Herein, the deposition of a Ti–Al(48 at%) alloy via twin‐wire arc additive manufacturing (WAAM) using plasma arc welding (PAW) and tungsten inert gas (TIG) welding arc sources is presented. The microstructure and the phase composition of different regions of the alloy are analyzed using metalloscopy and X‐ray diffraction. The transient temperature field and residual stress distribution are measured before and after the process, respectively. A transient thermostress model is established using the finite‐element method. Results show that the alloy is composed primarily of α2‐Ti3Al and γ‐TiAl phases, while the microstructure evolution during the Ti–Al(48 at%) alloy deposition process is described.
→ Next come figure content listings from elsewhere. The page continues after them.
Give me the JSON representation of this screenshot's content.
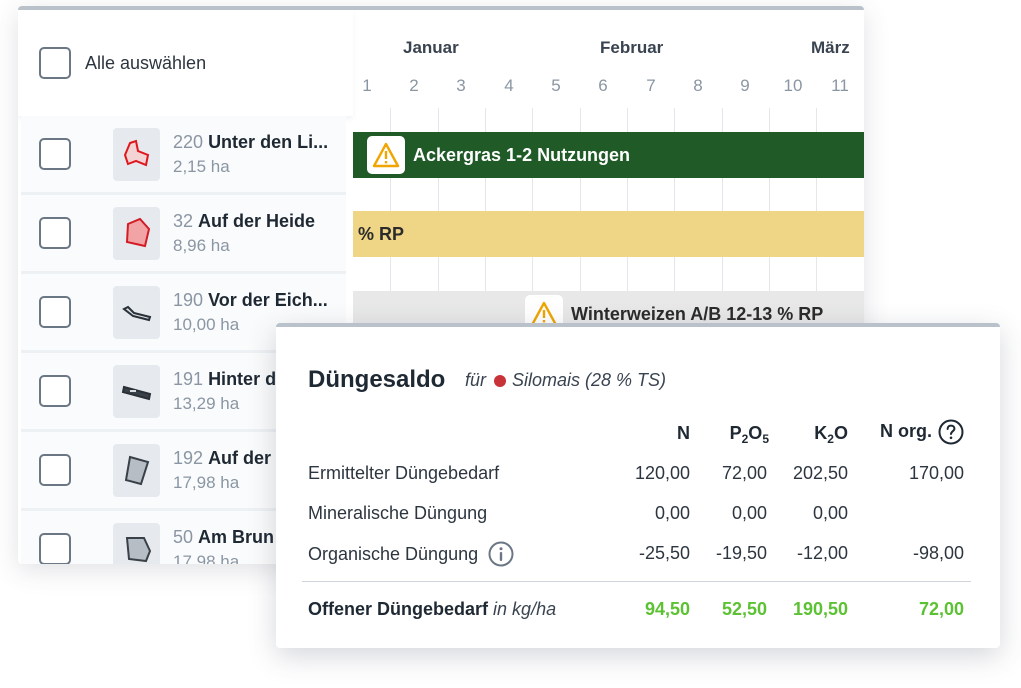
{
  "list": {
    "select_all": "Alle auswählen",
    "fields": [
      {
        "number": "220",
        "name": "Unter den Li...",
        "area": "2,15 ha",
        "shape": "red-outline-a"
      },
      {
        "number": "32",
        "name": "Auf der Heide",
        "area": "8,96 ha",
        "shape": "red-filled"
      },
      {
        "number": "190",
        "name": "Vor der Eich...",
        "area": "10,00 ha",
        "shape": "strip"
      },
      {
        "number": "191",
        "name": "Hinter d",
        "area": "13,29 ha",
        "shape": "strip-bar"
      },
      {
        "number": "192",
        "name": "Auf der",
        "area": "17,98 ha",
        "shape": "grey-quad"
      },
      {
        "number": "50",
        "name": "Am Brun",
        "area": "17,98 ha",
        "shape": "grey-poly"
      }
    ]
  },
  "timeline": {
    "months": [
      "Januar",
      "Februar",
      "März"
    ],
    "days": [
      "1",
      "2",
      "3",
      "4",
      "5",
      "6",
      "7",
      "8",
      "9",
      "10",
      "11"
    ],
    "bars": [
      {
        "label": "Ackergras 1-2 Nutzungen",
        "color": "#1f5a27",
        "warning": true
      },
      {
        "label": "% RP",
        "color": "#efd586",
        "warning": false
      },
      {
        "label": "Winterweizen A/B 12-13 % RP",
        "color": "#e8e8e8",
        "warning": true
      }
    ]
  },
  "saldo": {
    "title": "Düngesaldo",
    "for_label": "für",
    "crop": "Silomais (28 % TS)",
    "crop_color": "#c8333a",
    "columns": {
      "n": "N",
      "p_main": "P",
      "p_sub1": "2",
      "p_o": "O",
      "p_sub2": "5",
      "k_main": "K",
      "k_sub": "2",
      "k_o": "O",
      "norg": "N org."
    },
    "rows": [
      {
        "label": "Ermittelter Düngebedarf",
        "n": "120,00",
        "p": "72,00",
        "k": "202,50",
        "norg": "170,00"
      },
      {
        "label": "Mineralische Düngung",
        "n": "0,00",
        "p": "0,00",
        "k": "0,00",
        "norg": ""
      },
      {
        "label": "Organische Düngung",
        "n": "-25,50",
        "p": "-19,50",
        "k": "-12,00",
        "norg": "-98,00"
      }
    ],
    "total": {
      "label": "Offener Düngebedarf",
      "unit": "in kg/ha",
      "n": "94,50",
      "p": "52,50",
      "k": "190,50",
      "norg": "72,00",
      "color": "#5cc233"
    }
  }
}
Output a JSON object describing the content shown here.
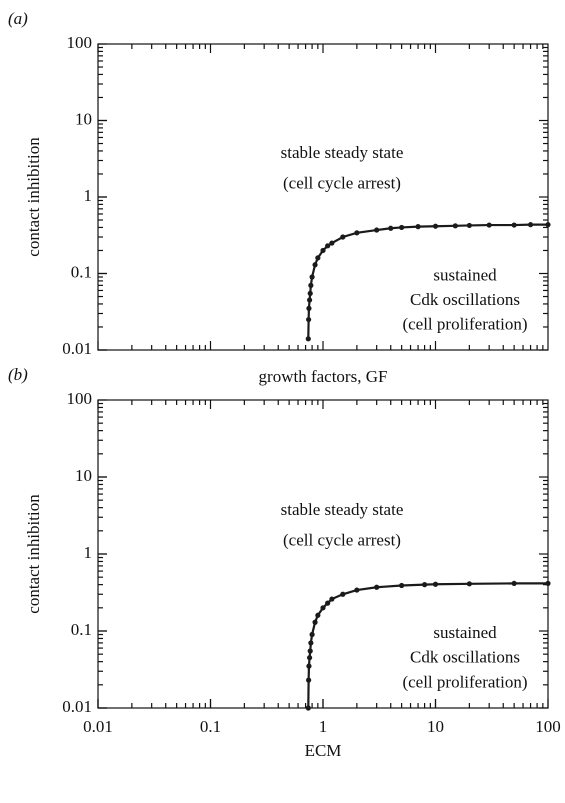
{
  "chart_data": [
    {
      "type": "line",
      "panel_label": "(a)",
      "x_label": "growth factors, GF",
      "y_label": "contact inhibition",
      "annotations": [
        "stable steady state",
        "(cell cycle arrest)",
        "sustained",
        "Cdk oscillations",
        "(cell proliferation)"
      ],
      "xscale": "log",
      "yscale": "log",
      "xlim": [
        0.01,
        100
      ],
      "ylim": [
        0.01,
        100
      ],
      "yticks": [
        {
          "value": 0.01,
          "label": "0.01"
        },
        {
          "value": 0.1,
          "label": "0.1"
        },
        1,
        10,
        100
      ],
      "series": [
        {
          "color": "#1a1a1a",
          "x": [
            0.74,
            0.745,
            0.75,
            0.76,
            0.77,
            0.78,
            0.8,
            0.85,
            0.9,
            1,
            1.1,
            1.2,
            1.5,
            2,
            3,
            4,
            5,
            7,
            10,
            15,
            20,
            30,
            50,
            70,
            100
          ],
          "values": [
            0.014,
            0.025,
            0.035,
            0.045,
            0.055,
            0.07,
            0.09,
            0.13,
            0.16,
            0.2,
            0.23,
            0.25,
            0.3,
            0.34,
            0.37,
            0.39,
            0.4,
            0.41,
            0.415,
            0.42,
            0.425,
            0.43,
            0.43,
            0.435,
            0.435
          ]
        }
      ]
    },
    {
      "type": "line",
      "panel_label": "(b)",
      "x_label": "ECM",
      "y_label": "contact inhibition",
      "annotations": [
        "stable steady state",
        "(cell cycle arrest)",
        "sustained",
        "Cdk oscillations",
        "(cell proliferation)"
      ],
      "xscale": "log",
      "yscale": "log",
      "xlim": [
        0.01,
        100
      ],
      "ylim": [
        0.01,
        100
      ],
      "xticks": [
        {
          "value": 0.01,
          "label": "0.01"
        },
        {
          "value": 0.1,
          "label": "0.1"
        },
        1,
        10,
        100
      ],
      "yticks": [
        {
          "value": 0.01,
          "label": "0.01"
        },
        {
          "value": 0.1,
          "label": "0.1"
        },
        1,
        10,
        100
      ],
      "series": [
        {
          "color": "#1a1a1a",
          "x": [
            0.74,
            0.745,
            0.75,
            0.76,
            0.77,
            0.78,
            0.8,
            0.85,
            0.9,
            1,
            1.1,
            1.2,
            1.5,
            2,
            3,
            5,
            8,
            10,
            20,
            50,
            100
          ],
          "values": [
            0.01,
            0.023,
            0.035,
            0.045,
            0.055,
            0.07,
            0.09,
            0.13,
            0.16,
            0.2,
            0.23,
            0.26,
            0.3,
            0.34,
            0.37,
            0.39,
            0.4,
            0.405,
            0.41,
            0.415,
            0.415
          ]
        }
      ]
    }
  ]
}
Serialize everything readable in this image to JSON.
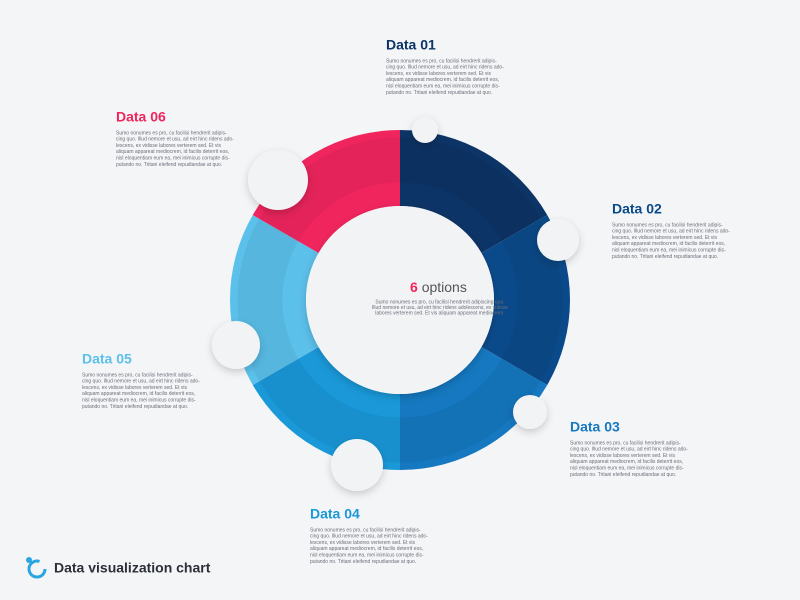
{
  "title": "Data visualization chart",
  "center": {
    "count": "6",
    "label": "options",
    "lines": [
      "Sumo nonumes es pro, cu facilisi hendrerit adipiscing quo.",
      "Illud nemore et usu, ad eirt hinc ridens adolescens, ex vidisse",
      "labores verterem sed. Et vis aliquam appareat mediocrem."
    ]
  },
  "items": [
    {
      "label": "Data 01",
      "color": "#0d3466",
      "lines": [
        "Sumo nonumes es pro, cu facilisi hendrerit adipis-",
        "cing quo. Illud nemore et usu, ad eirt hinc ridens ado-",
        "lescens, ex vidisse labores verterem sed. Et vis",
        "aliquam appareat mediocrem, id facilis deterrit eos,",
        "nisl eloquentiam eum ea, mei inimicus corrupte dis-",
        "putando no. Tritani eleifend repudiandae at quo."
      ]
    },
    {
      "label": "Data 02",
      "color": "#0b4a8a",
      "lines": [
        "Sumo nonumes es pro, cu facilisi hendrerit adipis-",
        "cing quo. Illud nemore et usu, ad eirt hinc ridens ado-",
        "lescens, ex vidisse labores verterem sed. Et vis",
        "aliquam appareat mediocrem, id facilis deterrit eos,",
        "nisl eloquentiam eum ea, mei inimicus corrupte dis-",
        "putando no. Tritani eleifend repudiandae at quo."
      ]
    },
    {
      "label": "Data 03",
      "color": "#1578c0",
      "lines": [
        "Sumo nonumes es pro, cu facilisi hendrerit adipis-",
        "cing quo. Illud nemore et usu, ad eirt hinc ridens ado-",
        "lescens, ex vidisse labores verterem sed. Et vis",
        "aliquam appareat mediocrem, id facilis deterrit eos,",
        "nisl eloquentiam eum ea, mei inimicus corrupte dis-",
        "putando no. Tritani eleifend repudiandae at quo."
      ]
    },
    {
      "label": "Data 04",
      "color": "#1a98d8",
      "lines": [
        "Sumo nonumes es pro, cu facilisi hendrerit adipis-",
        "cing quo. Illud nemore et usu, ad eirt hinc ridens ado-",
        "lescens, ex vidisse labores verterem sed. Et vis",
        "aliquam appareat mediocrem, id facilis deterrit eos,",
        "nisl eloquentiam eum ea, mei inimicus corrupte dis-",
        "putando no. Tritani eleifend repudiandae at quo."
      ]
    },
    {
      "label": "Data 05",
      "color": "#5bc0ea",
      "lines": [
        "Sumo nonumes es pro, cu facilisi hendrerit adipis-",
        "cing quo. Illud nemore et usu, ad eirt hinc ridens ado-",
        "lescens, ex vidisse labores verterem sed. Et vis",
        "aliquam appareat mediocrem, id facilis deterrit eos,",
        "nisl eloquentiam eum ea, mei inimicus corrupte dis-",
        "putando no. Tritani eleifend repudiandae at quo."
      ]
    },
    {
      "label": "Data 06",
      "color": "#f0255e",
      "lines": [
        "Sumo nonumes es pro, cu facilisi hendrerit adipis-",
        "cing quo. Illud nemore et usu, ad eirt hinc ridens ado-",
        "lescens, ex vidisse labores verterem sed. Et vis",
        "aliquam appareat mediocrem, id facilis deterrit eos,",
        "nisl eloquentiam eum ea, mei inimicus corrupte dis-",
        "putando no. Tritani eleifend repudiandae at quo."
      ]
    }
  ]
}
The thermal conductivity in the lower region of the alloy far exceeds that in the middle and upper regions. The thermal conductivity is smaller in the upper region and the midregion, resulting in the increase in heat accumulation. Due to arc shrinkage and reduced heat input, the PAW process reduces the heat accumulation and stress distribution differences more effectively than the TIG process. Herein, a comparative study of Ti–Al samples manufactured by twin‐wire arc additive manufacturing (WAAM) using tungsten inert gas (TIG) welding and plasma arc welding (PAW), focusing on heat accumulation, microstructure evolution, and residual stress, is described. The results show that the PAW process achieves a more uniform microstructure and stress distribution.